In Minnesota, where there are an estimated 60,000 Somali immigrants, the situation was quite similar: There, health officials noted reports of autism among Somali refugees, who began arriving in 1993, comparable to those found in Sweden. Within several years of arrival, dozens of the Somali families whose children were born in the U.S. found themselves grappling with autism, says Huda Farah, a Somali-born molecular biologist who works on refugee resettlement issues with Minnesota health officials. The number of Somali children in the city's autism programs jumped from zero in 1999 to 43 in 2007, says Ann Fox, director of special education programs for Minneapolis schools. The number of Somali-speaking children in the Minneapolis school district increased from 1,773 to 2,029 during the same period.


Few, if any, Somalis had ever seen anything like it. "It has shocked the community," Farah says. "We never saw such a disease in Somalia.
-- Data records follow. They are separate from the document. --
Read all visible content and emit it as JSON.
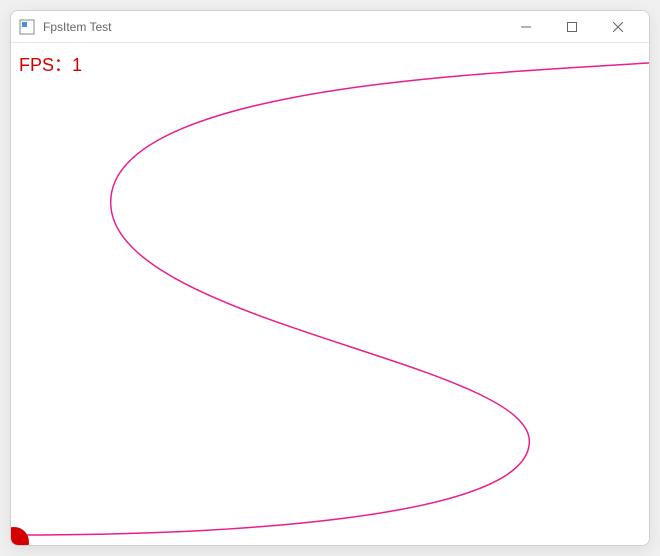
{
  "window": {
    "title": "FpsItem Test"
  },
  "fps": {
    "label": "FPS",
    "value": 1,
    "separator": "："
  },
  "colors": {
    "fps_text": "#d40000",
    "curve": "#e91e8c",
    "ball": "#d40000"
  }
}
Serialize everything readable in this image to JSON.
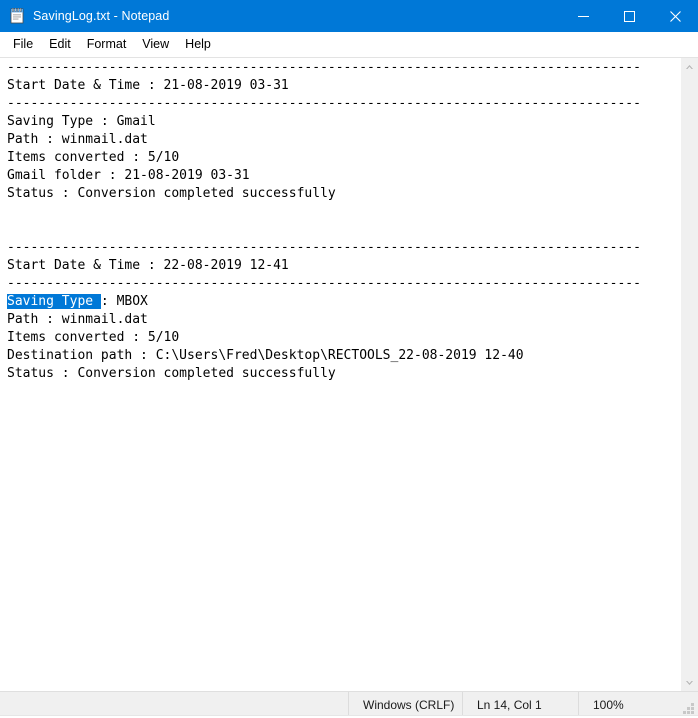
{
  "window": {
    "title": "SavingLog.txt - Notepad",
    "icon": "notepad-icon",
    "accent_color": "#0078d7",
    "caption": {
      "minimize": "minimize",
      "maximize": "maximize",
      "close": "close"
    }
  },
  "menubar": {
    "items": [
      {
        "label": "File"
      },
      {
        "label": "Edit"
      },
      {
        "label": "Format"
      },
      {
        "label": "View"
      },
      {
        "label": "Help"
      }
    ]
  },
  "document": {
    "selection": {
      "text": "Saving Type ",
      "line_index": 13,
      "color": "#0078d7"
    },
    "lines": [
      "---------------------------------------------------------------------------------",
      "Start Date & Time : 21-08-2019 03-31",
      "---------------------------------------------------------------------------------",
      "Saving Type : Gmail",
      "Path : winmail.dat",
      "Items converted : 5/10",
      "Gmail folder : 21-08-2019 03-31",
      "Status : Conversion completed successfully",
      "",
      "",
      "---------------------------------------------------------------------------------",
      "Start Date & Time : 22-08-2019 12-41",
      "---------------------------------------------------------------------------------",
      "Saving Type : MBOX",
      "Path : winmail.dat",
      "Items converted : 5/10",
      "Destination path : C:\\Users\\Fred\\Desktop\\RECTOOLS_22-08-2019 12-40",
      "Status : Conversion completed successfully"
    ]
  },
  "scrollbar": {
    "up_arrow": "chevron-up-icon",
    "down_arrow": "chevron-down-icon"
  },
  "statusbar": {
    "encoding": "Windows (CRLF)",
    "position": "Ln 14, Col 1",
    "zoom": "100%"
  }
}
We do not even have a word for it."


What seemed to link the two regions was the fact that Somalis were getting less sun than in their native country—and therefore less vitamin D. The vitamin is made by the skin during sun exposure, or ingested in a small number of foods. At northern latitudes in the summertime, light-skinned people produce about 1,000 international units (IUs) of
vitamin D per minute, but those with darker skin synthesize it more slowly, says Adit Ginde, an assistant professor at the University of Colorado Denver School of Medicine. Ginde recommends between 1,000 to 2,000 IUs per day, calling current recommendations of 200 IUs per day outmoded.